While the example above is a little overkill, it’s helpful for when you need to work with pure Python.

## Conclusion

In this post, we explored the concept of the coefficient of variation (CV), a statistical measure that helps assess the variability of data relative to its mean. This parameter is especially useful for comparing the spread and risk associated with different datasets. We explained the CV formula, which involves dividing the standard deviation by the mean, and then delved into various methods to calculate it using Python.

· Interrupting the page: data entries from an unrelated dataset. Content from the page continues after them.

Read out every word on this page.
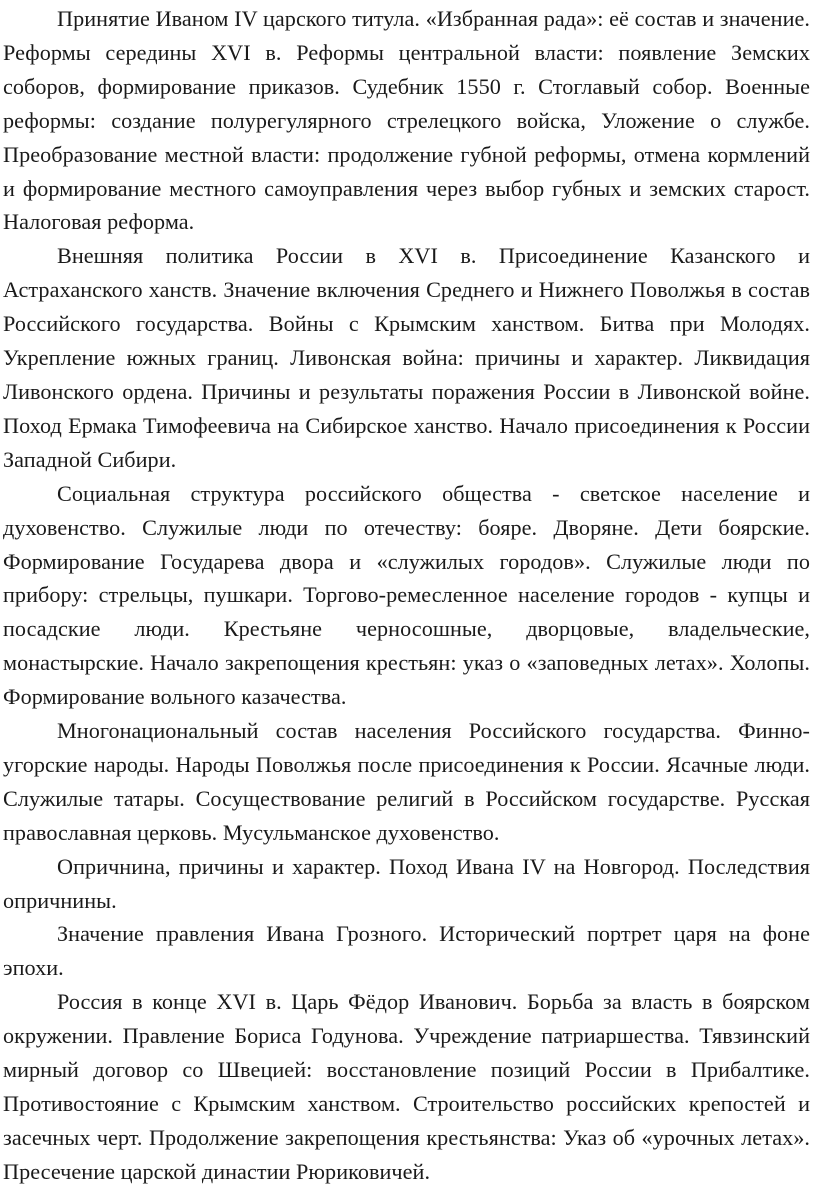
Принятие Иваном IV царского титула. «Избранная рада»: её состав и значение. Реформы середины XVI в. Реформы центральной власти: появление Земских соборов, формирование приказов. Судебник 1550 г. Стоглавый собор. Военные реформы: создание полурегулярного стрелецкого войска, Уложение о службе. Преобразование местной власти: продолжение губной реформы, отмена кормлений и формирование местного самоуправления через выбор губных и земских старост. Налоговая реформа.

Внешняя политика России в XVI в. Присоединение Казанского и Астраханского ханств. Значение включения Среднего и Нижнего Поволжья в состав Российского государства. Войны с Крымским ханством. Битва при Молодях. Укрепление южных границ. Ливонская война: причины и характер. Ликвидация Ливонского ордена. Причины и результаты поражения России в Ливонской войне. Поход Ермака Тимофеевича на Сибирское ханство. Начало присоединения к России Западной Сибири.

Социальная структура российского общества - светское население и духовенство. Служилые люди по отечеству: бояре. Дворяне. Дети боярские. Формирование Государева двора и «служилых городов». Служилые люди по прибору: стрельцы, пушкари. Торгово-ремесленное население городов - купцы и посадские люди. Крестьяне черносошные, дворцовые, владельческие, монастырские. Начало закрепощения крестьян: указ о «заповедных летах». Холопы. Формирование вольного казачества.

Многонациональный состав населения Российского государства. Финно-угорские народы. Народы Поволжья после присоединения к России. Ясачные люди. Служилые татары. Сосуществование религий в Российском государстве. Русская православная церковь. Мусульманское духовенство.

Опричнина, причины и характер. Поход Ивана IV на Новгород. Последствия опричнины.

Значение правления Ивана Грозного. Исторический портрет царя на фоне эпохи.

Россия в конце XVI в. Царь Фёдор Иванович. Борьба за власть в боярском окружении. Правление Бориса Годунова. Учреждение патриаршества. Тявзинский мирный договор со Швецией: восстановление позиций России в Прибалтике. Противостояние с Крымским ханством. Строительство российских крепостей и засечных черт. Продолжение закрепощения крестьянства: Указ об «урочных летах». Пресечение царской династии Рюриковичей.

We first demonstrated how to compute the CV using specialized libraries such as SciPy, NumPy, and Pandas. These libraries provide convenient functions for statistical calculations, streamlining the process. Additionally, we discussed the flexibility of a pure Python solution for those who prefer to work without external dependencies.

By following the guidelines and examples provided, you can confidently calculate the coefficient of variation, tailoring your approach to suit your specific data and library preferences. Whether you opt for the efficiency of libraries or the simplicity of pure Python, the CV offers a powerful tool for understanding the variability and risk within your datasets.